A maioria dos pacientes com Anorexia Nervosa que
comem compulsivamente também fazem purgações
mediante vômitos auto-induzidos ou uso indevido de
laxantes, diuréticos ou enemas. Alguns pacientes
incluídos neste subtipo não comem de forma
compulsiva, mas fazem purgações regularmente mesmo
após o consumo de pequenas quantidades de alimentos.
Aparentemente, a maior parte dos pacientes com o Tipo
Compulsão Periódica/Purgativo dedica-se a esses
comportamentos pelo menos 1 vez por semana.
Comparados os dois
grupos, os pacientes com Anorexia Nervosa, Tipo
Restritivo, são menos graves e têm melhor prognóstico
que aqueles com o Tipo Compulsão Periódica/Purgativo.
Esses últimos estão mais propensos a ter outros
problemas de controle dos impulsos, a abusarem de álcool
ou outras drogas, a exibirem maior instabilidade do
humor e a serem sexualmente ativos..
|
TRANSTORNOS ASSOCIADOS
Quando seriamente
abaixo do peso, muitos pacientes com Anorexia Nervosa
manifestam sintomas depressivos, tais como humor
deprimido, retraimento social, irritabilidade, insônia
e interesse diminuído por sexo. Esses pacientes
podem ter quadro clínico e sintomático que satisfaz
os critérios para Transtorno Depressivo Maior.
Muitos dos aspectos depressivos podem ser secundários
às seqüelas fisiológicas e clínicas da desnutrição.
Os sintomas de perturbação do humor devem, portanto,
ser reavaliados após uma recuperação completa ou
parcial do peso.
Características
Obsessivo-Compulsivas, tanto relacionadas quanto não
relacionadas com comida, com freqüência são
proeminentes. A maioria dos pacientes com Anorexia
Nevosa preocupa-se excessivamente com alimentos, como
dissemos acima.
Observações de
comportamentos associados com outras formas de restrição
alimentar sugerem que as obsessões e compulsões
relacionadas a alimentos podem ser causadas ou
exacerbadas pela desnutrição.
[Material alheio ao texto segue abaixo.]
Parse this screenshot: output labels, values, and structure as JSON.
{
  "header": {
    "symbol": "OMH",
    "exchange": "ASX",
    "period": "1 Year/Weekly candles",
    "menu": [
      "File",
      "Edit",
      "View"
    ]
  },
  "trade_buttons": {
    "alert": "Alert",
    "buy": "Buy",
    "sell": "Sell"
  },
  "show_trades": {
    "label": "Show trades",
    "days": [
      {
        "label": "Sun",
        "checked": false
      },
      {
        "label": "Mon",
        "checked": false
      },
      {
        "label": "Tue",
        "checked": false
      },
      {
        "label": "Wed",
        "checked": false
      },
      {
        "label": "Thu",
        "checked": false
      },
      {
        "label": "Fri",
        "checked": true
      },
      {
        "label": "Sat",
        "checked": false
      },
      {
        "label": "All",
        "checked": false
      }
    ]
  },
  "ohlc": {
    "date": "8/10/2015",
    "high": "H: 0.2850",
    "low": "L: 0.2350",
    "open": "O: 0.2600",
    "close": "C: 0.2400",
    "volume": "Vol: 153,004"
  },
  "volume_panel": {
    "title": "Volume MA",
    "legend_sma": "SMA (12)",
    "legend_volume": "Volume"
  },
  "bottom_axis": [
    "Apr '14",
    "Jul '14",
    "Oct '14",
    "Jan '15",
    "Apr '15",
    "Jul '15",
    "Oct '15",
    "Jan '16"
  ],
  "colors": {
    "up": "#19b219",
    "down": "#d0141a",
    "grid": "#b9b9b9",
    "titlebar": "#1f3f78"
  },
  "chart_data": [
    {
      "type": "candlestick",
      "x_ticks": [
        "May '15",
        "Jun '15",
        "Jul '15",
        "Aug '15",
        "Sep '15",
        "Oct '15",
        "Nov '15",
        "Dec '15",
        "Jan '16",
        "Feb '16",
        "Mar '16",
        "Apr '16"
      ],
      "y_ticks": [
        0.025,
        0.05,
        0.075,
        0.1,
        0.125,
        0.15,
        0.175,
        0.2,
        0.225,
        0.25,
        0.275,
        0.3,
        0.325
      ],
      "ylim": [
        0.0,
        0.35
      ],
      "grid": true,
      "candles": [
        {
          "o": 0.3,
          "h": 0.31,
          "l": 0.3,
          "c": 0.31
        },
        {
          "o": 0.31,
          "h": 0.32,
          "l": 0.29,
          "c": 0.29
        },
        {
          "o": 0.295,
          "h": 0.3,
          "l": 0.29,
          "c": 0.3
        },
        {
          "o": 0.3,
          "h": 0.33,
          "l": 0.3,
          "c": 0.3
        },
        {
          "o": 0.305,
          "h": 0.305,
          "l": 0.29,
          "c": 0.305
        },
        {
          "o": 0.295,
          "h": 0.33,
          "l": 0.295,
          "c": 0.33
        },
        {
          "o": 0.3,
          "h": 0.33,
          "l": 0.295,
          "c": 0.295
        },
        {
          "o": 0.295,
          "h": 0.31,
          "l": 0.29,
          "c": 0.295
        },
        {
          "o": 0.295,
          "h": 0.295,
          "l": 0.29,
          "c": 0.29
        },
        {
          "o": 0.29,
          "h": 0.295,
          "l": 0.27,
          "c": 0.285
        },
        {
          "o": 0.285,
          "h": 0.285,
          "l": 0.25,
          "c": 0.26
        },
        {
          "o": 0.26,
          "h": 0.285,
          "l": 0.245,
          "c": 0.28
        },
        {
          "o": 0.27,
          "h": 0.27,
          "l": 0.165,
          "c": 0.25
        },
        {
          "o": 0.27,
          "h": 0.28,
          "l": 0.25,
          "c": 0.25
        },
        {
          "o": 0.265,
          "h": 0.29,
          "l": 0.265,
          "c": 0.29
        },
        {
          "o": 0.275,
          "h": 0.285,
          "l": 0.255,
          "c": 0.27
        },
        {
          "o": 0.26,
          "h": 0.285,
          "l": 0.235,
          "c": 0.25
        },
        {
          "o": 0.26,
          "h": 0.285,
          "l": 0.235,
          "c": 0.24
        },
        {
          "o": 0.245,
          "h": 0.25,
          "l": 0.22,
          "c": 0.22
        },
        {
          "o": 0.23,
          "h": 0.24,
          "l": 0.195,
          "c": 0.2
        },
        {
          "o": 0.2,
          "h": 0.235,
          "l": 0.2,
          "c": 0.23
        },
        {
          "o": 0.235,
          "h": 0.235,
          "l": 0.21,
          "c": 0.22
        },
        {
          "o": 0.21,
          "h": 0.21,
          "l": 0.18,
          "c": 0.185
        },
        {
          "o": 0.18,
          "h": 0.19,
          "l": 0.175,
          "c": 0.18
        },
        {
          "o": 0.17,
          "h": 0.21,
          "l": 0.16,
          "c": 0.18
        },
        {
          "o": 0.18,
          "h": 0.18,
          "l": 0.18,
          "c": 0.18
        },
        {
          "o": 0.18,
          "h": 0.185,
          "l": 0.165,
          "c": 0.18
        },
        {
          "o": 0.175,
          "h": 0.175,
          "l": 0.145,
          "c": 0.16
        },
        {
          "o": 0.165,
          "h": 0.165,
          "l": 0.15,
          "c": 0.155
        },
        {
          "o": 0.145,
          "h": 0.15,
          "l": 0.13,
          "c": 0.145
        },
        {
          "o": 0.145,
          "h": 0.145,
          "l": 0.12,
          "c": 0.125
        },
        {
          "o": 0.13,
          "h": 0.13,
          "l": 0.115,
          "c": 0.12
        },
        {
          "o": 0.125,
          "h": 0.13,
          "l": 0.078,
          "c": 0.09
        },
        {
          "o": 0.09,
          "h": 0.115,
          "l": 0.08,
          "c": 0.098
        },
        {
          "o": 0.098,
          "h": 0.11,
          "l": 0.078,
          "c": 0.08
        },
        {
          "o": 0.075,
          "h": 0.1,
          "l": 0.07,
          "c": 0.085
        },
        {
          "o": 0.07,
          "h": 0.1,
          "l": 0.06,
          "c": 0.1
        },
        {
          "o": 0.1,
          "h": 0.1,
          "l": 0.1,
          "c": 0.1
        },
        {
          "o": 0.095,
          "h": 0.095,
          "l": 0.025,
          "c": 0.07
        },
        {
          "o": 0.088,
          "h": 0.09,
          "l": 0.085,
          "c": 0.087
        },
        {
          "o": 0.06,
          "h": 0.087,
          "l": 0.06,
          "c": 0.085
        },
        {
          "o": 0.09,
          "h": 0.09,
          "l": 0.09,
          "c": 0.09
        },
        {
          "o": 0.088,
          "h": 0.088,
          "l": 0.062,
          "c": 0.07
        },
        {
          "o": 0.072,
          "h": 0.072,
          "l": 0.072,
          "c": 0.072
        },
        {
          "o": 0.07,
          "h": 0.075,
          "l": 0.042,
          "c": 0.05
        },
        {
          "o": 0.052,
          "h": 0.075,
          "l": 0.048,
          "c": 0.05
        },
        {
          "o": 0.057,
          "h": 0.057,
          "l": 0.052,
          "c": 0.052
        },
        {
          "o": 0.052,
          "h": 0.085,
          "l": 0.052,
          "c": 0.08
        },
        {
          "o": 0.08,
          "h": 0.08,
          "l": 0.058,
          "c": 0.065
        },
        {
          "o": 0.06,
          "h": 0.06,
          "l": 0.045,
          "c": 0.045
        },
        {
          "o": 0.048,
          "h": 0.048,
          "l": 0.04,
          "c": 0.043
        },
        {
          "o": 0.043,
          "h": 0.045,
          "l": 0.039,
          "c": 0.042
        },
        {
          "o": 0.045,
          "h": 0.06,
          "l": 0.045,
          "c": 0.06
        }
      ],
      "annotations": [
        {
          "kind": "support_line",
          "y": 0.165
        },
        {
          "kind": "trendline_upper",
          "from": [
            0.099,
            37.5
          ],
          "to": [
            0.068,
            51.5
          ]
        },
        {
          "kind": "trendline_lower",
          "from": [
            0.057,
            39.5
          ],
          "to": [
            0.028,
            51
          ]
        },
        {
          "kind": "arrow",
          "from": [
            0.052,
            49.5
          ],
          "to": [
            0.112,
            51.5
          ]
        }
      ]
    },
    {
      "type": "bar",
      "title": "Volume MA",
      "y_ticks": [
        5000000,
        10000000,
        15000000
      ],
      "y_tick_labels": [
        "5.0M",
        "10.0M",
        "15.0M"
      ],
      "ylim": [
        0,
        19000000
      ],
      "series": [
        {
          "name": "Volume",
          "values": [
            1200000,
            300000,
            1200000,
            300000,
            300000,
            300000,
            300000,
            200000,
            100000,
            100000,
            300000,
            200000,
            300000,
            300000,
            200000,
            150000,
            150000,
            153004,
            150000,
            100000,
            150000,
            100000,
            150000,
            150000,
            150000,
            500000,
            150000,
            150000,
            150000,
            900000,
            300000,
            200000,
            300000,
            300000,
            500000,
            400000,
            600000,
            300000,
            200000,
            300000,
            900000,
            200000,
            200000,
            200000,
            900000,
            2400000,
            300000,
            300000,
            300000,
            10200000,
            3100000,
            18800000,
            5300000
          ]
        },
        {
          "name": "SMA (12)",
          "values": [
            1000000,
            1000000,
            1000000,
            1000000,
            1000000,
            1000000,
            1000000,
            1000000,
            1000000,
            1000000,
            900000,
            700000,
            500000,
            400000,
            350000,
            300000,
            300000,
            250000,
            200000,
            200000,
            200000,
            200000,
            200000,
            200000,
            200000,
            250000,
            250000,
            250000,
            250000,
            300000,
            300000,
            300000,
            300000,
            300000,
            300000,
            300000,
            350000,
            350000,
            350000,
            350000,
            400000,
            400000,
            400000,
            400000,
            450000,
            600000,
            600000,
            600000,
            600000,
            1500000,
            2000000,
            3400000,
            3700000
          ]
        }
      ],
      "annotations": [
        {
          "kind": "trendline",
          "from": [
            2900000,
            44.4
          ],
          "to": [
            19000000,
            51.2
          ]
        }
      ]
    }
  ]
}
Quando os pacientes
com Anorexia Nervosa apresentam obsessões e compulsões
não relacionadas a alimentos, forma corporal ou peso,
pode haver um diagnóstico conjunto e concomitante de
Transtorno Obsessivo-Compulsivo.
Outras características
ocasionalmente associadas com a Anorexia Nevosa
incluem preocupações acerca de comer em público,
sentimento de inutilidade, uma forte necessidade de
controlar o próprio ambiente, pensamento inflexível,
espontaneidade social limitada e iniciativa e expressão
emocional demasiadamente refreadas.
Embora alguns
pacientes com Anorexia Nervosa não apre-sentem
anormalidades laboratoriais, a característica de
semi-inanição deste transtorno pode afetar sistemas
orgânicos importantes e produzir uma variedade de
distúrbios. A indução de vômitos e o abuso de
laxantes, diuréticos e enemas, por exemplo, podem
causar diversos distúrbios. A desidratação pode
ser refletida por um elevado nível de uréia sangüínea,
a hipercolesterolemia é comum e os testes de função
hepática podem estar alterados. Níveis alterados de
várias substâncias fundamentais ao equilíbrio
interno podem acontecer, como por exemplo,
hipomagnesemia, hipozinquemia, hipofosfatemia e
hiperamilasemia. A indução de vômitos pode
provocar alcalose metabólica, elevado o bicarbonato
sérico, hipocloremia e hipocalemia, e o abuso de
laxantes pode causar acidose metabólica.
Os níveis de hormônio
tiróideano (tiroxina sérica ou T4) podem estar
diminuídos, assim como pode haver aumento da
cortisona plasmática (hiperadrenocorticismo) e a
resposta anormal a uma variedade de provocações
neuroendócrinas são comuns. Em mulheres, baixos níveis
de estrógeno sérico estão presentes, enquanto os
homens têm baixos níveis de testosterona. Existe
uma regressão do eixo hipotalãmico-pituitário-gonadal
em ambos os sexos, no sentido de que o padrão de
secreção de hormônio luteinizante (LH) em 24 horas
assemelha-se àquele normalmente visto em pacientes
pré-púberes ou na puberdade.
O eletrocardiograma
das pessoas com Anorexia Nervosa pode estar também
alterado. São observadas diminuição do ritmo cardíaco
(bradicardia sinusal) e, algumas vezes, outras
arritmias. O eletroencefalograma pode mostrar
anormalidades difusas, refletindo uma encefalopatia
metabólìca, conseqüente aos distúrbios
hidroeletrolíticos. Os exames de imagem cerebral (tomografia)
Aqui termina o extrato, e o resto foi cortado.